Two different partial sequences encoding putative hexokinase (HXK, ATP: hexose-6-phosphotransferase, EC 2.7.1.1) were isolated from tomato (Lycopersicon esculentum) by RT-PCR using degenerate primers. Southern blot analysis suggested the existence of two divergent HXK genes. A complete cDNA of one HXK was isolated by screening a cDNA library prepared from young cherry tomato fruit. The 1770 bp cDNA of LeHXK2 contained an open reading frame encoding a 496 amino acid protein that has 69% identity with the two Arabidopsis HXKs, 83 and 85% identity with potato StHXK1 and tobacco NtHXK, respectively.

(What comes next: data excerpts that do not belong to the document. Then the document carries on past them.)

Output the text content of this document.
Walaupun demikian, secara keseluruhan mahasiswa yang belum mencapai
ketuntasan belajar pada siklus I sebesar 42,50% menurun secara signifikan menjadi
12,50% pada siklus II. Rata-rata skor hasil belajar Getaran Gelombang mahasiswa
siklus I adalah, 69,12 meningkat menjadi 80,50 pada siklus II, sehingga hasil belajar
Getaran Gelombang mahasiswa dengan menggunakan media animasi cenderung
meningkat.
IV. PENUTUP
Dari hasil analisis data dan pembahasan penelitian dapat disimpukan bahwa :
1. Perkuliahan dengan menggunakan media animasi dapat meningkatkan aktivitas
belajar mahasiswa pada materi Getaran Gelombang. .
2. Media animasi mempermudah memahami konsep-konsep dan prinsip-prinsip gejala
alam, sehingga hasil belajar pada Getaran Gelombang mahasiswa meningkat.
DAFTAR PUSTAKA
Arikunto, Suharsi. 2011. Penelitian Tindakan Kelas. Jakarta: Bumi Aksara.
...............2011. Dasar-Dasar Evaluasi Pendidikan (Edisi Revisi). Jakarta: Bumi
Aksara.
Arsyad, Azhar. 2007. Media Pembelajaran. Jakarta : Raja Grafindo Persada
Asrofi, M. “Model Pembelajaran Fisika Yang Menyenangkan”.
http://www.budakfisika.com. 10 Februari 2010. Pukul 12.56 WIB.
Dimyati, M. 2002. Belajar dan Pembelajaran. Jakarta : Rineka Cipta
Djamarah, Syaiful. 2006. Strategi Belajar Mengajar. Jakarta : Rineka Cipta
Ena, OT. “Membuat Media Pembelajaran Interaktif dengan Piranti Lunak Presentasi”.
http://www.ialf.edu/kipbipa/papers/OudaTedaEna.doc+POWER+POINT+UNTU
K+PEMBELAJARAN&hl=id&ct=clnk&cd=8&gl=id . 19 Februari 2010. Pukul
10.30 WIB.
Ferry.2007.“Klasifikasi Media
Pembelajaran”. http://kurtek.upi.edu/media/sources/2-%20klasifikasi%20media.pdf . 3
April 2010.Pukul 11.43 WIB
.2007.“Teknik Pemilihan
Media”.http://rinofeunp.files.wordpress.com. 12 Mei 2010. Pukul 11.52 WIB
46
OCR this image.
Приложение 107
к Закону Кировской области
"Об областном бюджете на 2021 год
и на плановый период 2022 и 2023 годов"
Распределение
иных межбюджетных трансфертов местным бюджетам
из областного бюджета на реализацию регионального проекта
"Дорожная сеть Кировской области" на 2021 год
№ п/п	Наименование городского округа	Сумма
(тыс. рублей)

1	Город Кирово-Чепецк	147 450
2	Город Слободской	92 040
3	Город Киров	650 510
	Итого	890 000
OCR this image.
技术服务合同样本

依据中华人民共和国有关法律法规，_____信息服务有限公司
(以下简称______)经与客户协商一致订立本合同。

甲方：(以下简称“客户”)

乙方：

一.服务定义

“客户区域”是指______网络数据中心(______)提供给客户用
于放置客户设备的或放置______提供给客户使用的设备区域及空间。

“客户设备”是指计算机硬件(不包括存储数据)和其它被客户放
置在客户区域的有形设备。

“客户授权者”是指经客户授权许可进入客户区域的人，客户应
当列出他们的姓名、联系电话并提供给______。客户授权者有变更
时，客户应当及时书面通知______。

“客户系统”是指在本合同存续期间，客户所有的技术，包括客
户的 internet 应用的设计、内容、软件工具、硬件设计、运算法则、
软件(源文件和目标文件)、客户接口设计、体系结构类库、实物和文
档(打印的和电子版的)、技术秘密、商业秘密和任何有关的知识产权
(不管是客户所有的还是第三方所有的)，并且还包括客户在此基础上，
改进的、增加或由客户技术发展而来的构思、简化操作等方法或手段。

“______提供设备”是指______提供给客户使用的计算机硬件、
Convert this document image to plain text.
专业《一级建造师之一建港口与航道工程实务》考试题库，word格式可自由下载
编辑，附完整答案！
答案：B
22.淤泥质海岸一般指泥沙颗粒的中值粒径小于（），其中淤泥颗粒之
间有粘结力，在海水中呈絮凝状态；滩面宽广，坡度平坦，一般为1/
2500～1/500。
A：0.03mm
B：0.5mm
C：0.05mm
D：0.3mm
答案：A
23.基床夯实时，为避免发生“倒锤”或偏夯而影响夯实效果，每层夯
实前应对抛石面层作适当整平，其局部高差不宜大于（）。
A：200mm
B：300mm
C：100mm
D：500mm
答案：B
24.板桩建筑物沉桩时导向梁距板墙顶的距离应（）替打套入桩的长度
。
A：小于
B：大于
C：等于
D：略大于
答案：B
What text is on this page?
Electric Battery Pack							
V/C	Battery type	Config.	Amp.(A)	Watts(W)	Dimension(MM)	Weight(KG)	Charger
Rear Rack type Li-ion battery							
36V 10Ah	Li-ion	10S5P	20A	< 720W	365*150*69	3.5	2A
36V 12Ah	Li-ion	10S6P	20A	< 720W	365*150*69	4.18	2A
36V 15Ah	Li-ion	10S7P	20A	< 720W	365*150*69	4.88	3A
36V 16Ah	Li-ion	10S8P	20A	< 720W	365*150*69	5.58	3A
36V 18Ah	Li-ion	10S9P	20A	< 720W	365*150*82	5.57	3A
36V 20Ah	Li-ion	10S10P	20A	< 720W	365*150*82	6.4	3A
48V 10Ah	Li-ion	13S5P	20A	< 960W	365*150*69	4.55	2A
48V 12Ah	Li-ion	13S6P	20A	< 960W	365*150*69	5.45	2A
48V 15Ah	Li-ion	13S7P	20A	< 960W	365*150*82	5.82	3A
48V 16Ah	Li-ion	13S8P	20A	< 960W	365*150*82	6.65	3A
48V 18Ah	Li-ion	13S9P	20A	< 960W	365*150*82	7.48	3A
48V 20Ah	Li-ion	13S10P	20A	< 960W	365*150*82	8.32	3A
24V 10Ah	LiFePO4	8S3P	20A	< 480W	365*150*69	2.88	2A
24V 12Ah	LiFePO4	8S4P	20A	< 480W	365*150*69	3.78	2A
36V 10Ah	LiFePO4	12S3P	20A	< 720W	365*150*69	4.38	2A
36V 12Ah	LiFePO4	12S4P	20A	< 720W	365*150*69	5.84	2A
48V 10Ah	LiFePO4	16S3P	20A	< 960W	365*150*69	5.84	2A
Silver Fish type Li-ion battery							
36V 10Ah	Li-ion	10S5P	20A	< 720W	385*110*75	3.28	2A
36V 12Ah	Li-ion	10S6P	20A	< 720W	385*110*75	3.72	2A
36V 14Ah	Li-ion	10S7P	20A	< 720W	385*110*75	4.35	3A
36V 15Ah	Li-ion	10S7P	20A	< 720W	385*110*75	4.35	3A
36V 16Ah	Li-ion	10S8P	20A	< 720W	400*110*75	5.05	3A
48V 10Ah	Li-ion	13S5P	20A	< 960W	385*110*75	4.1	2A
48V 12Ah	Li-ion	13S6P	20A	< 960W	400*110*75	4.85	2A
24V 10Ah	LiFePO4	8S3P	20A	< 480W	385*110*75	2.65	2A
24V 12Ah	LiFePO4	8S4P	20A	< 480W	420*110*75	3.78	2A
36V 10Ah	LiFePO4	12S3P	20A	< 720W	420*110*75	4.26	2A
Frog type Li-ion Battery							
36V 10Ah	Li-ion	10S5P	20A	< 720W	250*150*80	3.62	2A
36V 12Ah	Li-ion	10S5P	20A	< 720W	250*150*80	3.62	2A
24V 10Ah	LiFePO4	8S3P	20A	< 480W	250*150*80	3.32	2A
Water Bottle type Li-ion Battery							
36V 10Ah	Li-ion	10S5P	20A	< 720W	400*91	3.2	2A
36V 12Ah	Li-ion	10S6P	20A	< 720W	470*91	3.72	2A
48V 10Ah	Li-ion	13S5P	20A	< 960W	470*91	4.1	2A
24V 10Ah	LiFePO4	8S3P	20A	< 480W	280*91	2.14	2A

However, this clone had 97% amino acid identity with potato StHXK2 and, therefore, was named LeHXK2. LeHXK2 cDNA was expressed in a triple mutant yeast (Saccharomyces cerevisiae) strain which lacked the ability to phosphorylate glucose and fructose and, therefore, was unable to grow on these sugars as carbon sources. Mutant cells expressing LeHXK2 grew on both glucose and fructose with shorter doubling time on glucose. The kinetic properties of LeHXK2 expressed in yeast were determined after the purification of LeHXK2 by HPLC-ion exchange chromatography, confirming the identity of LeHXK2 as hexokinase with higher affinity to glucose. LeHXK2 mRNA was detected by RT-PCR expression analysis in all organs and tissues and at all stages of fruit development. However, semi-quantitative RT-PCR analysis showed that LeHXK2 was most highly expressed in flowers.